WJWT
- Gardner, Massachusetts; United States;
- Broadcast area: Worcester, Massachusetts
- Frequency: 91.7 MHz
- Branding: RenewFM

Programming
- Format: Christian
- Network: RenewFM

Ownership
- Owner: Horizon Christian Fellowship
- Sister stations: WCMX; WFGL; WTYN;

History
- First air date: 2006

Technical information
- Licensing authority: FCC
- Facility ID: 122204
- Class: A
- ERP: 850 watts
- HAAT: 84 meters (276 ft)
- Transmitter coordinates: 42°33′29.3″N 72°3′4.3″W﻿ / ﻿42.558139°N 72.051194°W

Links
- Public license information: Public file; LMS;
- Website: www.renewfm.org

= WJWT =

RenewFM radio station in Gardner, Massachusetts

WJWT (91.7 FM) is a radio station airing a Christian format licensed to serve Gardner, Massachusetts.
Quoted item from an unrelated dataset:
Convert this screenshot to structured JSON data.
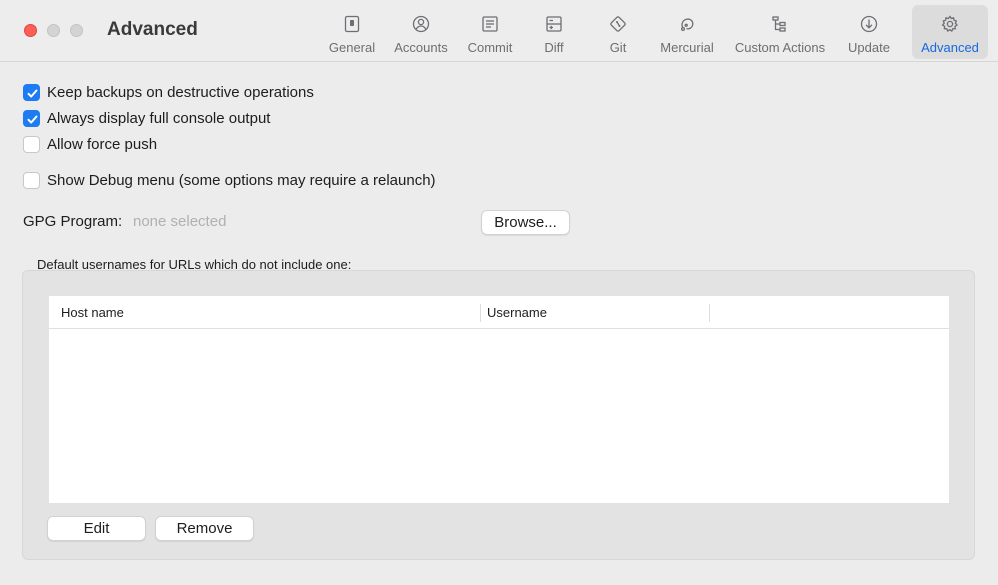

The station is owned by Horizon Christian Fellowship and is an affiliate of RenewFM. WJWT's programming consists of Christian music and Christian talk and teaching programs such as Turning Point with David Jeremiah, and Truth for Life with Alistair Begg. WJWT was previously owned by CSN International and derived a portion of its programming from the Calvary Satellite Network.

The station was assigned the WJWT callsign by the Federal Communications Commission on July 9, 2003.